Também foi alegado que a chamada ZOOM descrita no processo foi realizada enquanto o réu e outros investidores estavam nos Estados Unidos, e ficou claro para todos os participantes da reunião que o empreendimento foi planejado como um empreendimento americano, em solo americano, sem qualquer indício de que o empreendimento estivesse ligado a Israel.  Foi argumentado que o fato de os autores ou alguns investidores (se houvesse algum) terem participado da reunião por Zoom a partir de outras partes do mundo não torna o empreendimento um empreendimento não americano.

Além disso, os réus reiteram que uma análise da declaração da reivindicação mostra que todas as conexões materiais dessa reivindicação existem fora de Israel, incluindo: o réu reside permanentemente nos Estados Unidos, o réu 2 é uma empresa americana e o réu 3 é uma empresa de Gibraltar; Todas as ações que são alvo do processo ocorreram fora de Israel, sem exceção.

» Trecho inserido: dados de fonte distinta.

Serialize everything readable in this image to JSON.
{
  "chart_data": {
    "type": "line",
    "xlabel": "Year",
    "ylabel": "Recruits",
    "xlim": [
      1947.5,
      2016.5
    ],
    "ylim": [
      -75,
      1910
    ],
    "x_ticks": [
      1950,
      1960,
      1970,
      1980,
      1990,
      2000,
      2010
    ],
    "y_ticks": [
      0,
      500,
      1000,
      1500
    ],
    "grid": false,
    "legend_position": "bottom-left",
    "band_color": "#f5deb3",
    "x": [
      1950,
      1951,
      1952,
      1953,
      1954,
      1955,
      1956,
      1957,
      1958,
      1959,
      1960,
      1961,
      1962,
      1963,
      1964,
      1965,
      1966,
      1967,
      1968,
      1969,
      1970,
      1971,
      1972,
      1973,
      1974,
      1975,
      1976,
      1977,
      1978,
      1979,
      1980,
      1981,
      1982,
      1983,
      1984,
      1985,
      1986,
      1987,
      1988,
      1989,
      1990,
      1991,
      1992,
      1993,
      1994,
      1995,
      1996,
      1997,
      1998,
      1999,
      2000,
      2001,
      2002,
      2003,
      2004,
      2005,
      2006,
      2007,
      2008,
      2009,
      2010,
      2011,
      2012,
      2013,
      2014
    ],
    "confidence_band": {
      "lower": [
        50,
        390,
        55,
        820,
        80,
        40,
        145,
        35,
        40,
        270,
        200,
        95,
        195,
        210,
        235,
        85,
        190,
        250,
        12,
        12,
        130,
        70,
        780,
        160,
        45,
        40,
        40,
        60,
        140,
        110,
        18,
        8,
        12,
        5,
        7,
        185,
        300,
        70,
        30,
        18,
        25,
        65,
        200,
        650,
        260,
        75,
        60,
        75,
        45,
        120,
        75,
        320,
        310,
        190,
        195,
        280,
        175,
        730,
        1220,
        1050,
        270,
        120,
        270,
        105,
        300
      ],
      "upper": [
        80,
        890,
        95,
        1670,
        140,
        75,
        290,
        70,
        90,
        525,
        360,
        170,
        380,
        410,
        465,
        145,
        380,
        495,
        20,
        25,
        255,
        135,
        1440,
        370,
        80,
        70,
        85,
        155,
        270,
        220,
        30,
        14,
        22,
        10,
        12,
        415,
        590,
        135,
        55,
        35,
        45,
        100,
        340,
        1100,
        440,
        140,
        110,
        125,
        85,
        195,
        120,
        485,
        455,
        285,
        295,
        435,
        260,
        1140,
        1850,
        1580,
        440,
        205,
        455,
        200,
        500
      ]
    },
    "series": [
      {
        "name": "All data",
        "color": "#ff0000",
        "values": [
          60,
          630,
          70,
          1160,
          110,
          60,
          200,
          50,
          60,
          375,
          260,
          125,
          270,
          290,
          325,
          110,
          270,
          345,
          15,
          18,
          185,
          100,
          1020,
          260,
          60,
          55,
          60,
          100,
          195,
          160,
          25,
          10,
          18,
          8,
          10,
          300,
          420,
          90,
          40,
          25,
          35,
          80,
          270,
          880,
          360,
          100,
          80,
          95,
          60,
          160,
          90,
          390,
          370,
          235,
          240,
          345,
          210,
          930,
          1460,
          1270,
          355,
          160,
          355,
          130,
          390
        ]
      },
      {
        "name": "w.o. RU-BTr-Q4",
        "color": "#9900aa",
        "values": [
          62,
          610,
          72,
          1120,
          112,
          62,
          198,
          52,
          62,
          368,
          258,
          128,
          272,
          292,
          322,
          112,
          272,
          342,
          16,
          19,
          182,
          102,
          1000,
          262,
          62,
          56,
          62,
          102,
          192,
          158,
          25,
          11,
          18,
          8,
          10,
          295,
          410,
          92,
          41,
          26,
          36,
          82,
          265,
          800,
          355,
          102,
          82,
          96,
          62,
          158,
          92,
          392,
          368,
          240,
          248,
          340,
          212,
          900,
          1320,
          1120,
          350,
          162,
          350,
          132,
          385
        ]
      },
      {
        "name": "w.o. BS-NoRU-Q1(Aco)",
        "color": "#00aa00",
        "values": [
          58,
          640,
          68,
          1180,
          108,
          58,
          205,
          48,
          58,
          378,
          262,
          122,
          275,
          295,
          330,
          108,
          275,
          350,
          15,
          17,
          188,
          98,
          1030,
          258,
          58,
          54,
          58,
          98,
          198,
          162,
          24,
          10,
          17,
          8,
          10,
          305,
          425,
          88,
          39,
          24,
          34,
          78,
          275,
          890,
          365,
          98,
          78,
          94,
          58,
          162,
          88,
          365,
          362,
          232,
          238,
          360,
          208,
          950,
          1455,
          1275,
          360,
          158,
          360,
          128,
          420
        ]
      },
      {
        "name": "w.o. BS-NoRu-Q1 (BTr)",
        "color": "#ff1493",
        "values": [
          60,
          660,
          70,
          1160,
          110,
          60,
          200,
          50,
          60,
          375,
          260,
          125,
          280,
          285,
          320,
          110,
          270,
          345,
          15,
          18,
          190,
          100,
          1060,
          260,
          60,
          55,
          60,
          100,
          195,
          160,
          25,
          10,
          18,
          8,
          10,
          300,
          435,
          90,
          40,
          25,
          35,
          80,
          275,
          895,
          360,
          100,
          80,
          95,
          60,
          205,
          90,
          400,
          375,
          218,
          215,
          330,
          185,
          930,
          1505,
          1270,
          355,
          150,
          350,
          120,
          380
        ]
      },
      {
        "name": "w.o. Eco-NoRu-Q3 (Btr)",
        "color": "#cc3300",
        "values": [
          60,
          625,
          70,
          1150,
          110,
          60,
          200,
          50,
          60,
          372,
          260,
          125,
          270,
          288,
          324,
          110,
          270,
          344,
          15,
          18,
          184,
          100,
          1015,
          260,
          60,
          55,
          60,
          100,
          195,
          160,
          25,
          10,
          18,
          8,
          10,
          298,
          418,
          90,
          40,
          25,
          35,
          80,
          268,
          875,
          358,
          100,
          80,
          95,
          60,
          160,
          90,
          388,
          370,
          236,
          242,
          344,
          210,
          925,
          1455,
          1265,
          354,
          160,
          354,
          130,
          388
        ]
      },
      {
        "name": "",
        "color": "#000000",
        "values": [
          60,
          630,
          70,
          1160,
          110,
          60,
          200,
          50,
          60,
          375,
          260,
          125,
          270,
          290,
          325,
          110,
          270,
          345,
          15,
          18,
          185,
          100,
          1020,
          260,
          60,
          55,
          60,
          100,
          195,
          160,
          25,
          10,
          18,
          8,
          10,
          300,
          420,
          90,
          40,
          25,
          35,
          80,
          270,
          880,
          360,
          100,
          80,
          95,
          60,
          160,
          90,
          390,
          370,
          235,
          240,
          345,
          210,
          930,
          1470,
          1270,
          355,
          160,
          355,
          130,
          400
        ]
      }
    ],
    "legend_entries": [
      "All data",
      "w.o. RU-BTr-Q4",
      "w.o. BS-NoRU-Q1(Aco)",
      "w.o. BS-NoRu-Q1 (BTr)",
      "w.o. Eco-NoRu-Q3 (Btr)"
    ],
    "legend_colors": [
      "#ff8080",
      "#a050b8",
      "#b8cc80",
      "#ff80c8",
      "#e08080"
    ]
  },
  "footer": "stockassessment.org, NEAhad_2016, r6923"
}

Os réus ainda alegam que os autores estão misturando um tipo diferente de sexo quando baseiam sua alegação, entre outras coisas, no Regulamento 168 do Regulamento.  Isso porque o Regulamento 168 trata inteiramente da heresia da autoridade em virtude de uma invenção fora dos limites do Estado, ou seja, um autor que recebeu aprovação do tribunal para apresentar uma declaração judicial fora dos limites, e contra ele um réu que recebeu o documento por invenção fora dos limites e nega a autoridade do tribunal.  Foi argumentado que, no presente caso, a reivindicação diante de nós não foi inventada fora do escopo e, portanto, não há relevância para o referido regulamento.